Robots Meta Tag, X‑Robots-Tag & Data-nosnippet: Everything You Need to Know in 2022

Most SEOs don’t need to go beyond the noindex and nofollow directives, but it’s good to know that there are other options as well. 

Keep in mind that all directives listed here are supported by Google.

We all know the robots.txt file.

But, you can’t control how search engines index your content with a robots.txt. 

A robots.txt only manages the accessibility of your content to crawlers.
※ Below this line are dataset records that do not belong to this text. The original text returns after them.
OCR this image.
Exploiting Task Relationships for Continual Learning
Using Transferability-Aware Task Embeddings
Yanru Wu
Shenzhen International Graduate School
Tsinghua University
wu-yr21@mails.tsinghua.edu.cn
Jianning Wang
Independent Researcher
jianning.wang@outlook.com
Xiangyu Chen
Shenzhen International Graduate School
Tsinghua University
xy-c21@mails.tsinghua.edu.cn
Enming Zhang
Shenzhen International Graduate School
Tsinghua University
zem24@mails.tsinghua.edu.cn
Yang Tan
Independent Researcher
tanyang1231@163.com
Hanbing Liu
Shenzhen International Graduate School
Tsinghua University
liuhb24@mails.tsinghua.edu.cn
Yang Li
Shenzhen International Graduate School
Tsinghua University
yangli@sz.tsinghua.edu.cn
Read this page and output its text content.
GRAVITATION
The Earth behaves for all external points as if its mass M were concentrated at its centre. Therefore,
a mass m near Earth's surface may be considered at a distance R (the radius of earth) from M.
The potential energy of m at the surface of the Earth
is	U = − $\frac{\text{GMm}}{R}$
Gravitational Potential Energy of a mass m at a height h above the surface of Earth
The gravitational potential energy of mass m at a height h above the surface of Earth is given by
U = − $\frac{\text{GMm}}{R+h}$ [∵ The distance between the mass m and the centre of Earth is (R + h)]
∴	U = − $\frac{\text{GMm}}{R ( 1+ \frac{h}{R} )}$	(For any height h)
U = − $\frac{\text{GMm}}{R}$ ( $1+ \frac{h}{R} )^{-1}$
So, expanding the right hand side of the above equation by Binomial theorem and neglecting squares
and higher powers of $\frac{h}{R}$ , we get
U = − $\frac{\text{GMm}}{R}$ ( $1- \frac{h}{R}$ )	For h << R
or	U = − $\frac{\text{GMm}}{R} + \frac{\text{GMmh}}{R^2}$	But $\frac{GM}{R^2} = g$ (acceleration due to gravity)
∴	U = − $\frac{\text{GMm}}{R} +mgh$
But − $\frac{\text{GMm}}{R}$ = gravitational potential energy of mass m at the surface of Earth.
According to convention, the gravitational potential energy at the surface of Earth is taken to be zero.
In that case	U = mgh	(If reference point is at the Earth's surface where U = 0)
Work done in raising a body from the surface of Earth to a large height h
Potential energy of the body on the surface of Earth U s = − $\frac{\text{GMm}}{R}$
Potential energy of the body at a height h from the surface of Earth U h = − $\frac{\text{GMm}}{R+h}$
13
It doesn’t go beyond that.

Whether the content should or shouldn’t be indexed – is what a Robots Meta tag or X-Robots Tag HTTP header takes care of.

Although, setting noindex in robots.txt file is not an uncommon practice but it’s something Google never supported and was finally deprecated in July 2019.

  • So, how do you set directives for crawlers at the page level; not to index a particular page or document?
  • And even at the textural level; where you don’t want a particular text to appear in SERP?

This guide introduces you to the uses of Robots Meta tag, data-nosnippet HTML attribute and X-Robots HTTP response header tag.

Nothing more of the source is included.